Félix de Azúa
Los efectos especiales han aplastado la imaginación de los escenaristas. El exceso técnico mata la creatividad como ha demostrado Frank Ghery, arquitecto que no ha construido un sólo edificio sino un programa informático para la construcción de diez millones de edificios todos iguales entre sí.
Cuando no existían medios técnicos tan apabullantes, los creadores tenían que exprimirse las meninges. He aquí un ejemplo modestísimo, de un género artístico menor, la comedia musical, pero representativo: es un número de la revista que el Casino de París estrenó en 1951.

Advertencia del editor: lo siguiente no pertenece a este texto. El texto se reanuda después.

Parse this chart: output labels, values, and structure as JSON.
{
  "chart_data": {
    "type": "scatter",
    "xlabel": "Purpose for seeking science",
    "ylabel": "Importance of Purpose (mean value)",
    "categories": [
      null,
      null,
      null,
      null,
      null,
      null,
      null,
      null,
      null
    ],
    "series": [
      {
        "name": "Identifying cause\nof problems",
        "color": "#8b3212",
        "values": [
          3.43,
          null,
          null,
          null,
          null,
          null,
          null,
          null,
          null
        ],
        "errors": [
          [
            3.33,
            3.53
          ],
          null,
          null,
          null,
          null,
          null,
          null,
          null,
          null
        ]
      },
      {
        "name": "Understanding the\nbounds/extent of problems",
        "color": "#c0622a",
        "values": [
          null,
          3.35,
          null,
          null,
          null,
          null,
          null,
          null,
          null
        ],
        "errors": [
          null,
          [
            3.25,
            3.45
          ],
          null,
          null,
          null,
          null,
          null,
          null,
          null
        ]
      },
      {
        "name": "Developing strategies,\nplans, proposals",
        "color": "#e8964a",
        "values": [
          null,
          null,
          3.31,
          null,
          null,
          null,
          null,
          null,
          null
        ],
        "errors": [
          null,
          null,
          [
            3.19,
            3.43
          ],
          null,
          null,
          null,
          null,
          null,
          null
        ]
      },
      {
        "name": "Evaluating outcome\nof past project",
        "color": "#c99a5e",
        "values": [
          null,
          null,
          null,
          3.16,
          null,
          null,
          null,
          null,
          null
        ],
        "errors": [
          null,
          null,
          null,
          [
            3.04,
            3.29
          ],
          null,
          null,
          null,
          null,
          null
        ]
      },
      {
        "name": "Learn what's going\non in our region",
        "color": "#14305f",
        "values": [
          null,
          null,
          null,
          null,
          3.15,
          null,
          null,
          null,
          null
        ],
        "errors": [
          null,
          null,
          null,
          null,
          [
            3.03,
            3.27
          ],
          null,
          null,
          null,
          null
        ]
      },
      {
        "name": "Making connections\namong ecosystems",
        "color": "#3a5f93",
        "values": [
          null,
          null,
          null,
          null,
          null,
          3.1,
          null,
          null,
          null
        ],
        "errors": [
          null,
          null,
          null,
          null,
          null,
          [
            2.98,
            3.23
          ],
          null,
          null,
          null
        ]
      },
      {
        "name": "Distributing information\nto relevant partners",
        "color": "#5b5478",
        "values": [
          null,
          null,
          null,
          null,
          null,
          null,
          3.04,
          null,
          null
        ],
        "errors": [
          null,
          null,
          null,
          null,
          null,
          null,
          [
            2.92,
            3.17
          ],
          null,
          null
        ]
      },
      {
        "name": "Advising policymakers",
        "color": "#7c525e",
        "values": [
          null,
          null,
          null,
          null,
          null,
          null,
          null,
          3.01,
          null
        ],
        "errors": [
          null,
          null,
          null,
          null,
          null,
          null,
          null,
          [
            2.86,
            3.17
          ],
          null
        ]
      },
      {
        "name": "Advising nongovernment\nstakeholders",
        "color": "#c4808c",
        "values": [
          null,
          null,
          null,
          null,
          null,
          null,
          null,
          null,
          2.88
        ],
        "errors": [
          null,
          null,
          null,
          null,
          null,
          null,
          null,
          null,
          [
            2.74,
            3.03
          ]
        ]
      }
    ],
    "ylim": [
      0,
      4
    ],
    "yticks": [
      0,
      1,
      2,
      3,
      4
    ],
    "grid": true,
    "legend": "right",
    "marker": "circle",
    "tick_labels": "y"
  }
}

Todo el escenario figuraba un gigantesco motor de automóvil. En aquella época las máquinas, especialmente las italianas, eran objetos preciosos y muy admirados, algo así como los futbolistas actuales. Las coristas, vestidas de bugías, salían en abanico de los cilindros en espasmódico vaivén y se distribuían geométricamente por el tablado. Bailaban entonces un frenético claqué que levantaba una nube de chispas del suelo metálico a modo de polvo de estrellas. La música imitaba la aceleración de una máquina similar al soberbio Alfa Romeo con el que Juan Manuel Fangio había ganado el Grand Prix de España, en el circuito de Pedralbes, ese mismo año.
En las comedias musicales actuales, los efectos técnicos son avasalladores pero aburridos. Los hemos visto ya mil veces en la publicidad, en las cintas de acción, en el cine de animación. Están machacados. Es insoportable ver volar por los aires, una vez más, a Tom Cruise mientras se derrumba el puente de Brooklyn, sube un volcán de llamas del camión cisterna incendiado y estalla un helicóptero sobre su cabeza, todo al mismo tiempo y con el rostro de Cruise (bizco) en primer plano. ¡Qué contraste con las Gold Diggers de Busby Berkeley, evolucionando como una composición suprematista en busca de la perfección cristalográfica!
Las muchachas que soltaban chispas en el Casino de París en 1951 fascinaron a Roger Nimier, excelente escritor hoy totalmente olvidado y autor de una de las más típicas frases de su generación: “Desde que todo el mundo participa en ella, la guerra se ha desacreditado muchísimo”.
Fangio amaba sus máquinas: “Cada vez que llegábamos en primer lugar, era para mí una satisfacción compartida. Incluyo al auto porque yo nunca lo consideré un medio para conseguir un fin, sino una parte mía. Siempre pensé que yo formaba parte del auto, así como la biela y el pistón”.
También Nimier era un fanático de los bólidos. Se mató al volante de un Aston Martin DB4, en 1962, a los 36 años de edad.